# Sentiment analysis with Word2Vec

### Exercise objectives:
- Convert words to vectors with Word2Vec
- Use the word representation given by Word2vec to feed a RNN

<hr>
<hr>


# The data


❓ **Question** ❓ Let's first load the data. You don't have to understand what is going on in the function, it does not matter here.

⚠️ **Warning** ⚠️ The `load_data` function has a `percentage_of_sentences` argument. Depending on your computer, there are chances that a too large number of sentences will make your compute slow down, or even freeze - your RAM can even overflow. For that reason, **you should start with 10% of the sentences** and see if your computer handles it. Otherwise, rerun with a lower number. 

⚠️ **DISCLAIMER** ⚠️ **No need to play _who has the biggest_ (RAM) !** The idea is to get to run your models quickly to prototype. Even in real life, it is recommended that you start with a subset of your data to loop and debug quickly. So increase the number only if you are into getting the best accuracy.

In [1]:
###########################################
### Just run this cell to load the data ###
###########################################

import tensorflow_datasets as tfds
from tensorflow.keras.preprocessing.text import text_to_word_sequence

def load_data(percentage_of_sentences=None):
    train_data, test_data = tfds.load(name="imdb_reviews", split=["train", "test"], batch_size=-1, as_supervised=True)

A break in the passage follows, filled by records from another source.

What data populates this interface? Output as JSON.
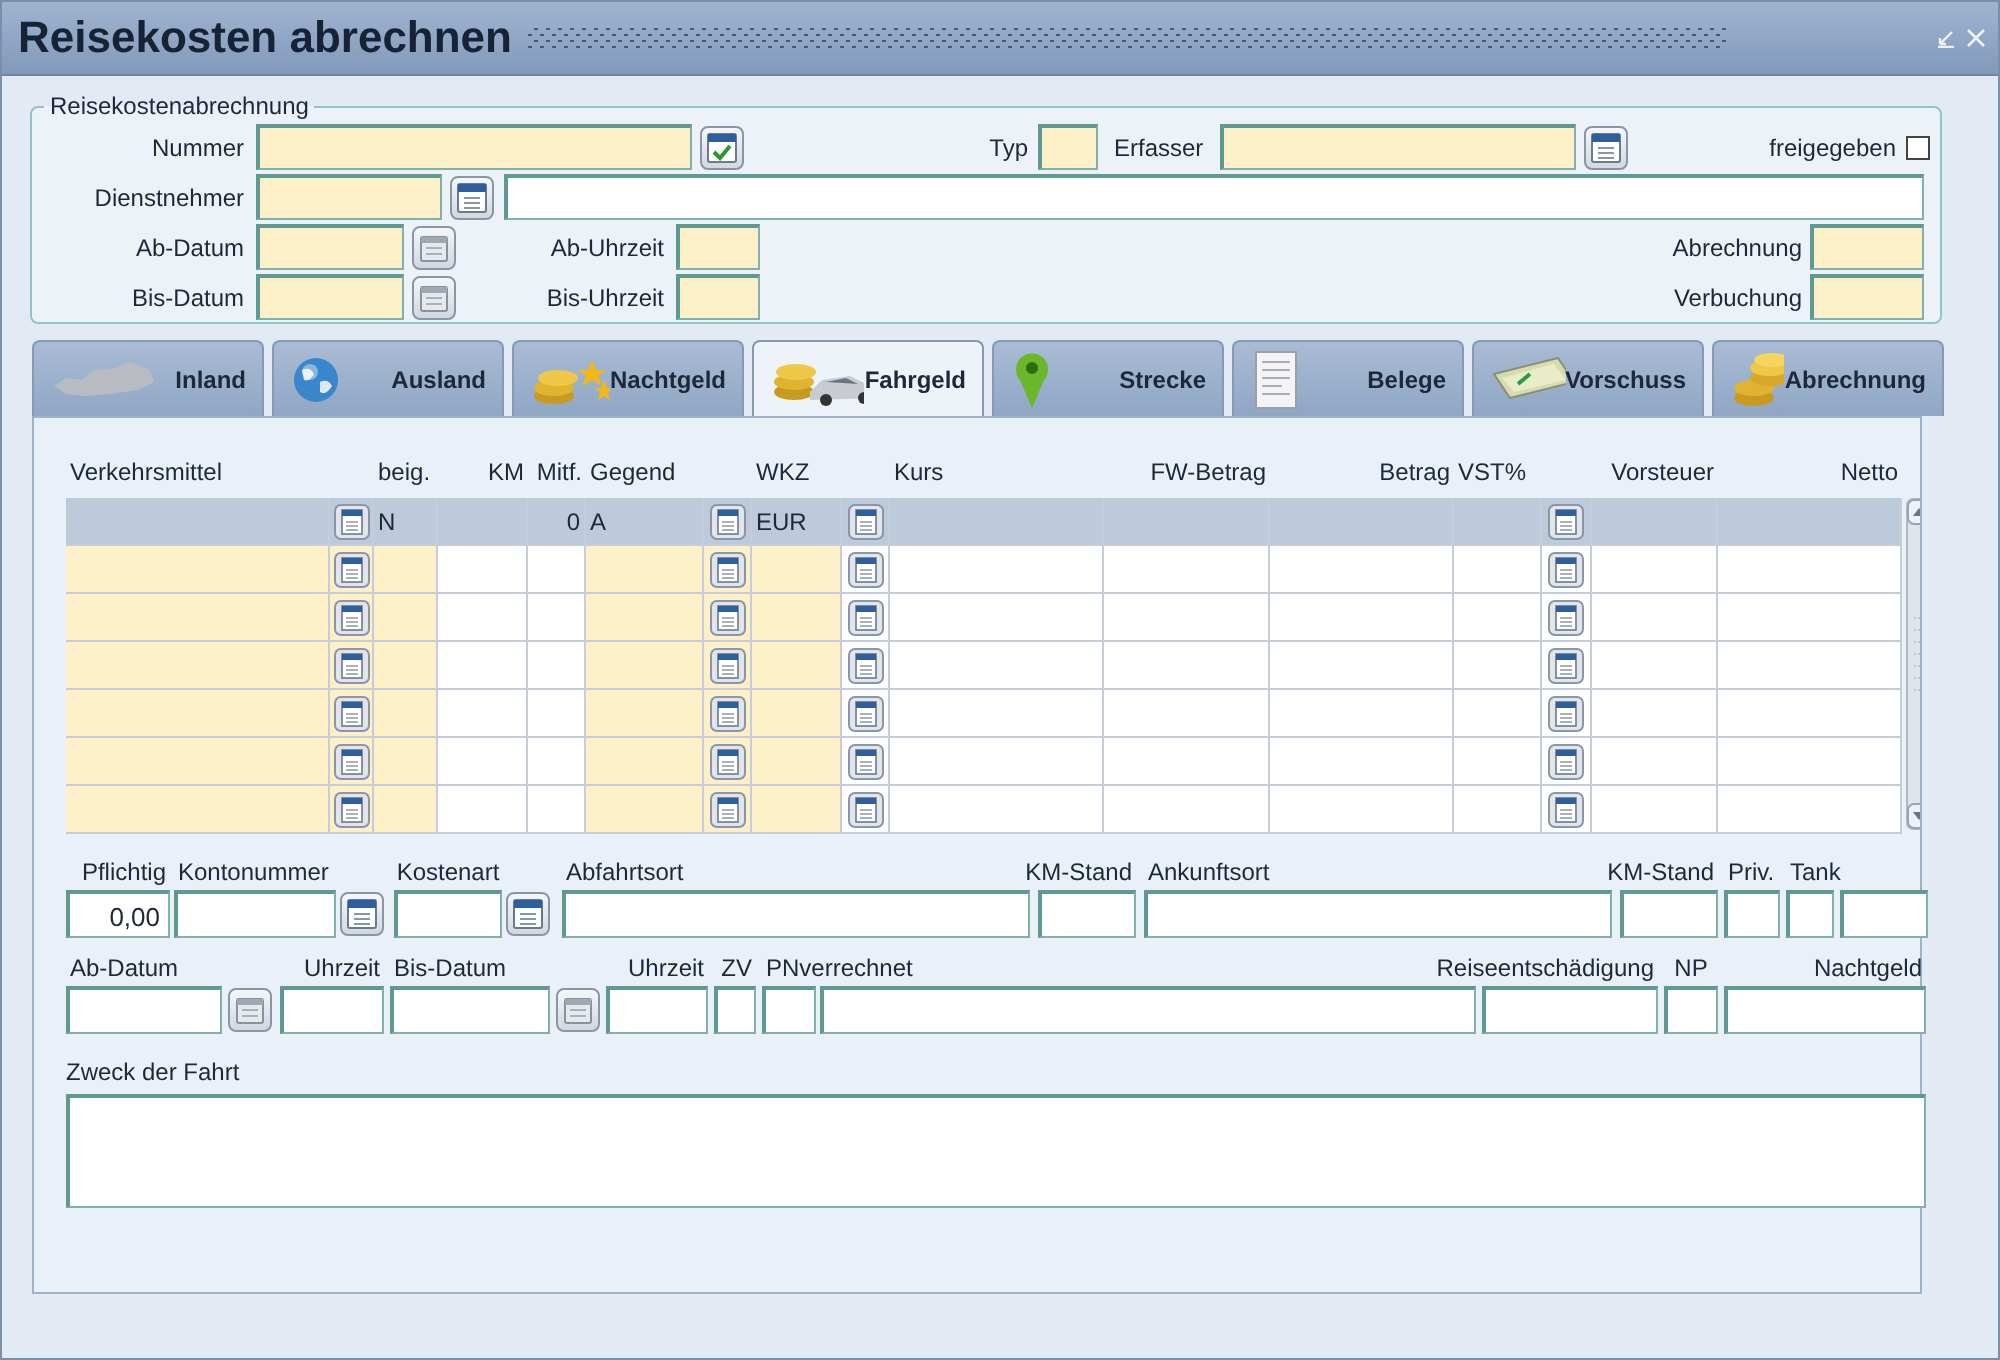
{
  "window": {
    "title": "Reisekosten abrechnen"
  },
  "header": {
    "legend": "Reisekostenabrechnung",
    "nummer_label": "Nummer",
    "typ_label": "Typ",
    "erfasser_label": "Erfasser",
    "freigegeben": {
      "label": "freigegeben",
      "checked": false
    },
    "dienstnehmer_label": "Dienstnehmer",
    "ab_datum_label": "Ab-Datum",
    "ab_uhrzeit_label": "Ab-Uhrzeit",
    "abrechnung_label": "Abrechnung",
    "bis_datum_label": "Bis-Datum",
    "bis_uhrzeit_label": "Bis-Uhrzeit",
    "verbuchung_label": "Verbuchung"
  },
  "tabs": [
    {
      "label": "Inland",
      "selected": false
    },
    {
      "label": "Ausland",
      "selected": false
    },
    {
      "label": "Nachtgeld",
      "selected": false
    },
    {
      "label": "Fahrgeld",
      "selected": true
    },
    {
      "label": "Strecke",
      "selected": false
    },
    {
      "label": "Belege",
      "selected": false
    },
    {
      "label": "Vorschuss",
      "selected": false
    },
    {
      "label": "Abrechnung",
      "selected": false
    }
  ],
  "table": {
    "columns": [
      "Verkehrsmittel",
      "beig.",
      "KM",
      "Mitf.",
      "Gegend",
      "WKZ",
      "Kurs",
      "FW-Betrag",
      "Betrag",
      "VST%",
      "Vorsteuer",
      "Netto"
    ],
    "rows": [
      {
        "selected": true,
        "beig": "N",
        "mitf": "0",
        "gegend": "A",
        "wkz": "EUR"
      },
      {
        "selected": false
      },
      {
        "selected": false
      },
      {
        "selected": false
      },
      {
        "selected": false
      },
      {
        "selected": false
      },
      {
        "selected": false
      }
    ]
  },
  "form": {
    "row1": [
      {
        "label": "Pflichtig",
        "value": "0,00"
      },
      {
        "label": "Kontonummer"
      },
      {
        "label": "Kostenart"
      },
      {
        "label": "Abfahrtsort"
      },
      {
        "label": "KM-Stand"
      },
      {
        "label": "Ankunftsort"
      },
      {
        "label": "KM-Stand"
      },
      {
        "label": "Priv."
      },
      {
        "label": "Tank"
      }
    ],
    "row2": [
      {
        "label": "Ab-Datum"
      },
      {
        "label": "Uhrzeit"
      },
      {
        "label": "Bis-Datum"
      },
      {
        "label": "Uhrzeit"
      },
      {
        "label": "ZV"
      },
      {
        "label": "PNverrechnet"
      },
      {
        "label": "Reiseentschädigung"
      },
      {
        "label": "NP"
      },
      {
        "label": "Nachtgeld"
      }
    ],
    "purpose": {
      "label": "Zweck der Fahrt"
    }
  }
}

    train_sentences, y_train = tfds.as_numpy(train_data)
    test_sentences, y_test = tfds.as_numpy(test_data)
    
    # Take only a given percentage of the entire data
    if percentage_of_sentences is not None:
        assert(percentage_of_sentences> 0 and percentage_of_sentences<=100)
        
        len_train = int(percentage_of_sentences/100*len(train_sentences))
        train_sentences, y_train = train_sentences[:len_train], y_train[:len_train]
  
        len_test = int(percentage_of_sentences/100*len(test_sentences))
        test_sentences, y_test = test_sentences[:len_test], y_test[:len_test]
    
    X_train = [text_to_word_sequence(_.decode("utf-8")) for _ in train_sentences]
    X_test = [text_to_word_sequence(_.decode("utf-8")) for _ in test_sentences]
    
    return X_train, y_train, X_test, y_test

X_train, y_train, X_test, y_test = load_data(percentage_of_sentences=10)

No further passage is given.